Welcome to the Dust It Off Bloghop!
This hop is hosted by Theresa Paolo and Cortney Pearson during three days: May 3rd, 5th and 7th!
The first day, May 3rd: Post a 1-2 sentence pitch about the shelved WIP. You can see my post here (and the pics I have in it!).
Today, the second day, May 5th: Post your favorite excerpt (300-350 words).
I chose SANDS OF HOPE for this hop. It was the very first novel I wrote when I decided to get serious about writing, and I learnt a lot while and after writing it.
The pitch can be found at my Projects page and on the previous post.
And now for the excerpt … Please, keep in mind that English isn’t my first language and that I wasn’t as good at it as I am today. Also, I was a rookie. You’ll see lots of mistakes and things we’re not supposed to do lol
Anyway, it’s from Sethi’s POV:
We remained in the arms of each other while I could still hear the clashing of swords in my back. I was certain the four Medjai and Anhur had the rest of our enemies under control.
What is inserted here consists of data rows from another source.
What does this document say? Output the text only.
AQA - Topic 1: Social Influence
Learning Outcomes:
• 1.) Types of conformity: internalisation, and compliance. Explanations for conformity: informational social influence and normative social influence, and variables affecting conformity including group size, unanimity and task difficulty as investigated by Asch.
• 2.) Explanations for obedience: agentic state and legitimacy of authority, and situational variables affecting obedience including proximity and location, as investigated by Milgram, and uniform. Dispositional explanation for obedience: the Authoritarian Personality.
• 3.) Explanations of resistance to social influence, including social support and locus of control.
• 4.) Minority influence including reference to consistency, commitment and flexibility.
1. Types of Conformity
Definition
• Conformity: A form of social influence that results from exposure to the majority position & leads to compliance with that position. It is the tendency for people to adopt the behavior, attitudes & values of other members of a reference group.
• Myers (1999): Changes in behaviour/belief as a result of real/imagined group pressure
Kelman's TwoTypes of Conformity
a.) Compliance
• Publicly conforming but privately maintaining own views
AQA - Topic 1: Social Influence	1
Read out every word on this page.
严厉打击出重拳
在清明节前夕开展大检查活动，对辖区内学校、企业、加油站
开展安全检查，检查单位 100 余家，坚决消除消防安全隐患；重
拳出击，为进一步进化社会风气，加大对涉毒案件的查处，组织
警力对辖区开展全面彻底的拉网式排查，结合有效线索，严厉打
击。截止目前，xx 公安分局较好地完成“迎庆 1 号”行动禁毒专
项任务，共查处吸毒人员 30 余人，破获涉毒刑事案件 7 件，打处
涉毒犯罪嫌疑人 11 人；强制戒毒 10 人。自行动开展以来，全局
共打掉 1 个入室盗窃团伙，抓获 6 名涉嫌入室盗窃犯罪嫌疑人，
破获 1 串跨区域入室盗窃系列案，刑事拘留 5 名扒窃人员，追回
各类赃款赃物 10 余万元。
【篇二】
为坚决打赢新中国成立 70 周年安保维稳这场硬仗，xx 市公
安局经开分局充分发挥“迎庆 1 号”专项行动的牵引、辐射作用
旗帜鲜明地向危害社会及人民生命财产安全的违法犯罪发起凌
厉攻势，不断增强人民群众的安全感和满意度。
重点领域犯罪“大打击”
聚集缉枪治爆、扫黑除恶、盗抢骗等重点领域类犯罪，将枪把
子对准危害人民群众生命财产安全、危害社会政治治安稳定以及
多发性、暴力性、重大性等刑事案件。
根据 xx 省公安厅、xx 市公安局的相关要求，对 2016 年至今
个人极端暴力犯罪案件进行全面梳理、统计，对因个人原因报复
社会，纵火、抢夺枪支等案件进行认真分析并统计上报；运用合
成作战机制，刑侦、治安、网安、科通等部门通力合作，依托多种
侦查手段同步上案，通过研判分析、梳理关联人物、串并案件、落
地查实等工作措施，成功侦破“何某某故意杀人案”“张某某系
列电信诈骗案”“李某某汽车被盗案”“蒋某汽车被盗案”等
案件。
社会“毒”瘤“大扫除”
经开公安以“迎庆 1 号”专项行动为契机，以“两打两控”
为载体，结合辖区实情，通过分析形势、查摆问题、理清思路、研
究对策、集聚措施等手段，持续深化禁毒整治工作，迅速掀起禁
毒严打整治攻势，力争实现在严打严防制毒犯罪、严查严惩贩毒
Turning my attention to Chloe and Ryan, I stepped away from Shannon and went to thank them for bringing help for us.
But it all changed when Shannon’s feelings altered. She was watching the fight two steps behind me and, within a second, she was terrorized again. Being reeled by her feeling, I turned around and saw whatever was terrifying her. One of the Assyrian men, who was badly hurt, was getting ready to throw the sharp pointed banner-like-spear on her and nobody seemed to have noticed it but her and, now, me.
Besides Shannon’s thoughts of dying, despair took over me. In shock, I looked from the spear to Shannon and could not believe in what was going to happen. Putting my mind to work, I prayed for the gods to make me as fast as a hunting cat or a flying falcon and ran for it.
“We were supposed to bring her alive!” I heard another Assyrian yelling.
I placed my body in front of Shannon’s just in time and, closing my eyes, waited for the end.
I heard everyone around me gasping as the spear should have pierced me.
A few seconds later, I realized the end had not come. Behind me, I could feel Shannon’s hand on my bare back, just where the spear should have pierced through me.
I opened my eyes again and saw everyone gawking at me, even the Assyrian who had thrown the spear. The Medjai and the remaining two enemies were not fighting anymore. They were just staring at me with huge eyes and open mouths.
And that’s when I saw it. The spear was floating just in front of me, with its sharp point standing about half an inch from my chest, right across Shannon’s warm palm. Then I felt it. The power running from her hand, across my chest, to the hovering spear. Shannon had stopped it. Shannon had stopped the spear!
I talk about the bad things of this excerpt on the next blog hop post, in two days. Stay tuned!
While writing it, I remember listening to these two songs often:
I’m aware that, if I decide to invest my time in this WIP, I’ll have to fully rewrite it, but I hope you liked it even so ;)
Cheers,
Theresa
Wow those 300 words went fast. lol I know people who only speak English and could never write like this. Truly impressive. I love that Shannon stopped the spear it shows she’s a strong character and doesn’t step down in the face of fear or she’s driven by fear. Hmm so many questions. I would definitely keep reading.
Cortney Pearson
Wow, that was awesome. I got chills that Shannon stopped it! And I’m so impressed that you can write in a language different from yours. Nice work!
Danielle B.
I’m interested to see what you hate and love about this in your next DIO post. I loved that she stopped the spear and now wondering what magic she harnesses.
Andrea
This is great. I didn’t know English wasn’t your first language and I would never have guessed! I really enjoyed the action in this scene. Also I love “dolphins cry” :) So glad you decided to get serious about writing, you have talent!
Andrea
Julie Glover
Aha, you have piqued my curiosity with that excerpt!
Esther Jones
That was very exciting. Interested to read the next post.
Christine Rains
Great excerpt. It was intense and shocking. Nicely done.
kate larkindale
Given English isn’t your first language, you did a great job. I critique MSs for people who only speak English that aren’t as good as this…
Suzi
I would’ve never guess either that English wasn’t your first language. Your character is very brave, stepping in front of Shannon like that.
Kelley Lynn
Ooo, I’d love to read more!
And seriously. I wish I was as good with another language as you are with English. Well done my dear!